Pesawat ini berfungsi memperpanjang jangkauan operasi pesawat tempur, pembom, dan pengintai dengan mengisi bahan bakar di udara tanpa perlu mendarat.
Pesawat ini dilengkapi sistem pengisian bahan bakar “flying boom”, yang dioperasikan oleh kru khusus di bagian belakang pesawat.
Selain itu, KC-135 juga dapat membawa kargo, personel, hingga digunakan untuk evakuasi medis.
Ditenagai empat mesin turbofan, pesawat ini memiliki kemampuan jangkauan jauh dan kapasitas muatan besar.

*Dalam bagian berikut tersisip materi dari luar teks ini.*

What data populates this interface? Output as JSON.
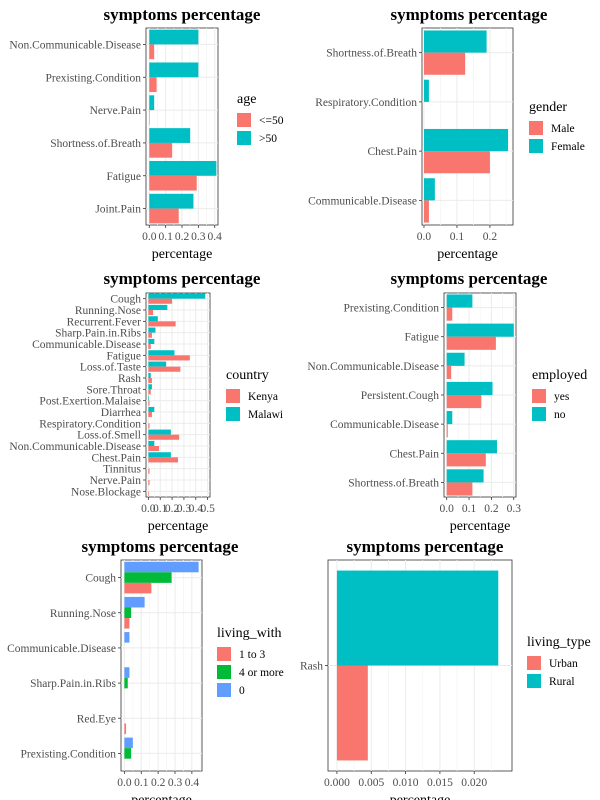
{
  "chart_data": [
    {
      "type": "bar",
      "orientation": "horizontal",
      "title": "symptoms percentage",
      "xlabel": "percentage",
      "ylabel": "",
      "xlim": [
        -0.02,
        0.42
      ],
      "xticks": [
        0.0,
        0.1,
        0.2,
        0.3,
        0.4
      ],
      "xtick_labels": [
        "0.0",
        "0.1",
        "0.2",
        "0.3",
        "0.4"
      ],
      "categories": [
        "Non.Communicable.Disease",
        "Prexisting.Condition",
        "Nerve.Pain",
        "Shortness.of.Breath",
        "Fatigue",
        "Joint.Pain"
      ],
      "legend_title": "age",
      "series": [
        {
          "name": "<=50",
          "color": "#F8766D",
          "values": [
            0.03,
            0.045,
            0.003,
            0.14,
            0.29,
            0.18
          ]
        },
        {
          "name": ">50",
          "color": "#00BFC4",
          "values": [
            0.3,
            0.3,
            0.03,
            0.25,
            0.41,
            0.27
          ]
        }
      ],
      "grid": true,
      "legend_position": "right"
    },
    {
      "type": "bar",
      "orientation": "horizontal",
      "title": "symptoms percentage",
      "xlabel": "percentage",
      "ylabel": "",
      "xlim": [
        -0.006,
        0.27
      ],
      "xticks": [
        0.0,
        0.1,
        0.2
      ],
      "xtick_labels": [
        "0.0",
        "0.1",
        "0.2"
      ],
      "categories": [
        "Shortness.of.Breath",
        "Respiratory.Condition",
        "Chest.Pain",
        "Communicable.Disease"
      ],
      "legend_title": "gender",
      "series": [
        {
          "name": "Male",
          "color": "#F8766D",
          "values": [
            0.125,
            0.0,
            0.2,
            0.015
          ]
        },
        {
          "name": "Female",
          "color": "#00BFC4",
          "values": [
            0.19,
            0.015,
            0.255,
            0.033
          ]
        }
      ],
      "grid": true,
      "legend_position": "right"
    },
    {
      "type": "bar",
      "orientation": "horizontal",
      "title": "symptoms percentage",
      "xlabel": "percentage",
      "ylabel": "",
      "xlim": [
        -0.02,
        0.52
      ],
      "xticks": [
        0.0,
        0.1,
        0.2,
        0.3,
        0.4,
        0.5
      ],
      "xtick_labels": [
        "0.0",
        "0.1",
        "0.2",
        "0.3",
        "0.4",
        "0.5"
      ],
      "categories": [
        "Cough",
        "Running.Nose",
        "Recurrent.Fever",
        "Sharp.Pain.in.Ribs",
        "Communicable.Disease",
        "Fatigue",
        "Loss.of.Taste",
        "Rash",
        "Sore.Throat",
        "Post.Exertion.Malaise",
        "Diarrhea",
        "Respiratory.Condition",
        "Loss.of.Smell",
        "Non.Communicable.Disease",
        "Chest.Pain",
        "Tinnitus",
        "Nerve.Pain",
        "Nose.Blockage"
      ],
      "legend_title": "country",
      "series": [
        {
          "name": "Kenya",
          "color": "#F8766D",
          "values": [
            0.2,
            0.04,
            0.23,
            0.03,
            0.02,
            0.35,
            0.27,
            0.03,
            0.02,
            0.01,
            0.03,
            0.01,
            0.26,
            0.09,
            0.25,
            0.01,
            0.01,
            0.005
          ]
        },
        {
          "name": "Malawi",
          "color": "#00BFC4",
          "values": [
            0.48,
            0.16,
            0.08,
            0.06,
            0.05,
            0.22,
            0.15,
            0.02,
            0.03,
            0.005,
            0.05,
            0.0,
            0.19,
            0.05,
            0.19,
            0.0,
            0.0,
            0.0
          ]
        }
      ],
      "grid": true,
      "legend_position": "right"
    },
    {
      "type": "bar",
      "orientation": "horizontal",
      "title": "symptoms percentage",
      "xlabel": "percentage",
      "ylabel": "",
      "xlim": [
        -0.012,
        0.31
      ],
      "xticks": [
        0.0,
        0.1,
        0.2,
        0.3
      ],
      "xtick_labels": [
        "0.0",
        "0.1",
        "0.2",
        "0.3"
      ],
      "categories": [
        "Prexisting.Condition",
        "Fatigue",
        "Non.Communicable.Disease",
        "Persistent.Cough",
        "Communicable.Disease",
        "Chest.Pain",
        "Shortness.of.Breath"
      ],
      "legend_title": "employed",
      "series": [
        {
          "name": "yes",
          "color": "#F8766D",
          "values": [
            0.025,
            0.22,
            0.02,
            0.155,
            0.005,
            0.175,
            0.115
          ]
        },
        {
          "name": "no",
          "color": "#00BFC4",
          "values": [
            0.115,
            0.3,
            0.08,
            0.205,
            0.025,
            0.225,
            0.165
          ]
        }
      ],
      "grid": true,
      "legend_position": "right"
    },
    {
      "type": "bar",
      "orientation": "horizontal",
      "title": "symptoms percentage",
      "xlabel": "percentage",
      "ylabel": "",
      "xlim": [
        -0.02,
        0.46
      ],
      "xticks": [
        0.0,
        0.1,
        0.2,
        0.3,
        0.4
      ],
      "xtick_labels": [
        "0.0",
        "0.1",
        "0.2",
        "0.3",
        "0.4"
      ],
      "categories": [
        "Cough",
        "Running.Nose",
        "Communicable.Disease",
        "Sharp.Pain.in.Ribs",
        "Red.Eye",
        "Prexisting.Condition"
      ],
      "legend_title": "living_with",
      "series": [
        {
          "name": "1 to 3",
          "color": "#F8766D",
          "values": [
            0.16,
            0.03,
            0.0,
            0.0,
            0.01,
            0.0
          ]
        },
        {
          "name": "4 or more",
          "color": "#00BA38",
          "values": [
            0.28,
            0.04,
            0.0,
            0.02,
            0.0,
            0.04
          ]
        },
        {
          "name": "0",
          "color": "#619CFF",
          "values": [
            0.44,
            0.12,
            0.03,
            0.03,
            0.0,
            0.05
          ]
        }
      ],
      "grid": true,
      "legend_position": "right"
    },
    {
      "type": "bar",
      "orientation": "horizontal",
      "title": "symptoms percentage",
      "xlabel": "percentage",
      "ylabel": "",
      "xlim": [
        -0.0013,
        0.0255
      ],
      "xticks": [
        0.0,
        0.005,
        0.01,
        0.015,
        0.02
      ],
      "xtick_labels": [
        "0.000",
        "0.005",
        "0.010",
        "0.015",
        "0.020"
      ],
      "categories": [
        "Rash"
      ],
      "legend_title": "living_type",
      "series": [
        {
          "name": "Urban",
          "color": "#F8766D",
          "values": [
            0.0045
          ]
        },
        {
          "name": "Rural",
          "color": "#00BFC4",
          "values": [
            0.0235
          ]
        }
      ],
      "grid": true,
      "legend_position": "right"
    }
  ]
}
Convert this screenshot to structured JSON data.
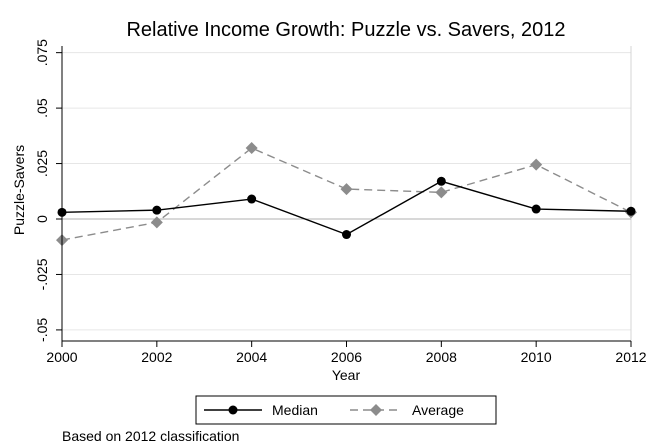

Sejak pertama kali dioperasikan pada 1957, ratusan unit KC-135 telah diproduksi dan masih digunakan hingga saat ini, meskipun secara bertahap mulai digantikan oleh generasi pesawat tanker yang lebih modern.
Insiden ini menambah daftar kejadian yang melibatkan pesawat militer AS di kawasan Timur Tengah, terutama di tengah situasi geopolitik yang semakin memanas.
Hingga kini, penyebab pasti hilangnya pesawat tersebut masih dalam penyelidikan.